Two-Spirit
Amanda Holiday is a fiction writer who has taken a break from fiction to contribute the following essay to TGForum.
As I wrote a chapter in my next book, I realized my heroine was far from a girly girl but had never been a manly man. My girl was a warrior who liked action movies and chick flicks that weren’t sticky with the flow of sap. She was me. I have been told, or at least as I understood it, the binary model provided only two choices, be a man or be a woman. That is not what I feel. Sure, I like short dresses and high heels as much as any other girl, but I also like fishing and hunting, not for sport or trophies, but for dinner. I will never look like anything other than a man in a dress because even at my 68 years, I have the physique of a retired defensive lineman with the face to match. Yes, I’ve been complimented by friends when I’ve shared photos of my outfit for Halloween, but I’ve accepted that they still see the man in a dress but compliment because I do it well. I went looking for an answer.
I vaguely recalled the concept of two-spirit which I stumbled across looking for something else on the Internet. You may recognize the formerly accepted term the European scholars assigned, berdache. I found that the name two-spirit (twospirit and two spirit are accepted alternate spellings) was adopted as a blanket term for anyone classed as a feminine man or a masculine woman by Native Americans and First Nations of Canada at the 1990 Intertribal Council in Winnipeg to rid the concept of the stigma attached by the Europeans to people who did not fit the male-female binary. I read the Wikipedia article carefully this time. While not all do, many tribes have names in their language for the two spirit person. Often, the two-spirit was considered blessed to have both spirits in one body. As humans, though, they were still subject to punishment for criminal offenses, and were not always pillars of the community.
It went on to describe the assigned-at-birth-male woman. I saw me. I occasionally dress as a woman because it feels right, but I’ll never look like one for the reasons stated above. I still enjoy fishing and hunting as well as cooking and sewing. I’ve never been shot at, yet, but I have nodded at the Grim Reaper as he passed close by, yet avoided a formal introduction. I don’t screech at spiders or mice, but take steps to remove them if they have invaded my space. I’ve had and got out of some close calls calmly, not suffering shaking knees until the danger was past. I find it easier to carry my femininity in my thoughts, allowing myself Halloween to let out the inner me in public, able to transform the scowls and stares into smiles and glances with two words, “Happy Halloween.” What I do indoors is my business and no one else’s. I wondered how many others would be freed if they accepted the concept of the two-spirit instead of the binary model now forced upon us by the scholarly writers, psychiatrists, counselors, doctors and others.

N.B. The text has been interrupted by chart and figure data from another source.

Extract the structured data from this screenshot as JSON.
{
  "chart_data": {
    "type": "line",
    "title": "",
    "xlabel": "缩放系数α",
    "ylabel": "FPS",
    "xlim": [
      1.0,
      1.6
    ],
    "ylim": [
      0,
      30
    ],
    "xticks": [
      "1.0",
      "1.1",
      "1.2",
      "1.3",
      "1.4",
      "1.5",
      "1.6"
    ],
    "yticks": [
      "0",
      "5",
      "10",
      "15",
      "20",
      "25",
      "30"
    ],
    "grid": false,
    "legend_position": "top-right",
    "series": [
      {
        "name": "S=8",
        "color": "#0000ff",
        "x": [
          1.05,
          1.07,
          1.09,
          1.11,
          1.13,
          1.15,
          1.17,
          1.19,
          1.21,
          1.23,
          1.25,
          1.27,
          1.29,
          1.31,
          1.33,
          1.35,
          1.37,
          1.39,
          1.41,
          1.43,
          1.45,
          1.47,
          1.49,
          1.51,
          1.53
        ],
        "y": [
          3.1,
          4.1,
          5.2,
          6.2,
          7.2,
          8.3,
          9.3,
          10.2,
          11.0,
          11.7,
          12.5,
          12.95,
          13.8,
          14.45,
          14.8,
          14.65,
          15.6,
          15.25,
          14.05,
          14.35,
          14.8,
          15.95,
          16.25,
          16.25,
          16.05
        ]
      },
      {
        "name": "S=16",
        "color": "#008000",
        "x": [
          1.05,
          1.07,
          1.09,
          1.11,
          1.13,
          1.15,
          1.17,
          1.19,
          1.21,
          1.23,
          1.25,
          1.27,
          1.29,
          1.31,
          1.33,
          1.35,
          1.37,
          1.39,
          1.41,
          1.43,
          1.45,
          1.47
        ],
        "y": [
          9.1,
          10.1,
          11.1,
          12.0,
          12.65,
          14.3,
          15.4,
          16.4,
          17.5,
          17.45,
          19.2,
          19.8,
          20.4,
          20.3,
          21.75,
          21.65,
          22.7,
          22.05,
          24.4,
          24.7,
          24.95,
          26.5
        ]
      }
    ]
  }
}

I also considers whether, perhaps I stopped listening when my prayers were answered with “Not yet, kid.” Had I listened longer, might the whole answer be, “Not yet, kid. You still haven’t found the path I intend you to follow.” I wondered too whether there was room for another set of initials in the alphabet for all of the various groups in the LGBT etc. and so forth community.
Blam! The epiphany struck as a nearby lightning bolt with the accompaniment of thunder. Aren’t we all really two spirits? Gays, Lesbians, and Bisexual? With the infinite possible combinations of traits just for one sex, surely those preferences can be some result of blending the possible combinations for both sexes. Obviously, it fits the MtF and the FtM communities. CDs? Yep, they fit too. Straights? By golly, yes. Without straights, none of this exists. And all the others fit too. How many combinations do you get when you consider an infinite number of possible combinations in one sex combined with the other sex? I’d guess infinite. And all of us are humans? Yes, all of us are humans. We may be a standard deviation or more away from average, but that does not destroy our humanity, only disguises it from those blind to its existence.

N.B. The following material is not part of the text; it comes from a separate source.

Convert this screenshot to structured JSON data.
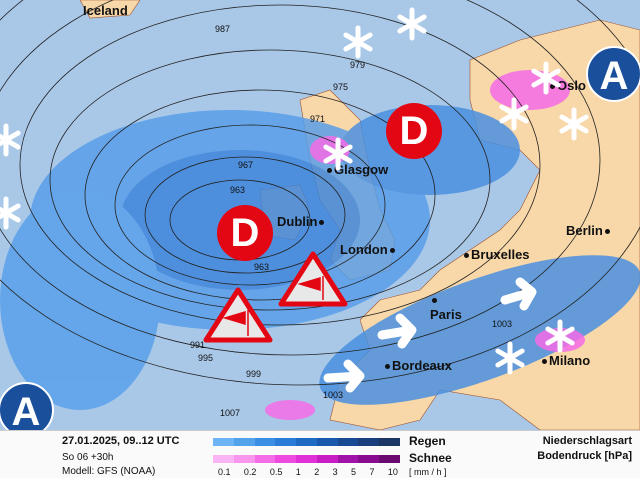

Perhaps we should stop dividing into small special emphasis groups to focus on the main point of similarity, our humanity. If we gain rights by legislation, those can be revoked by an unfavorable vote. If we demand rights due to us because we are humans and have the same rights as other humans, and were granted by the Great Maker (or whatever you call the central authority and organizing power of our universe), they may be curtailed but cannot be extinguished.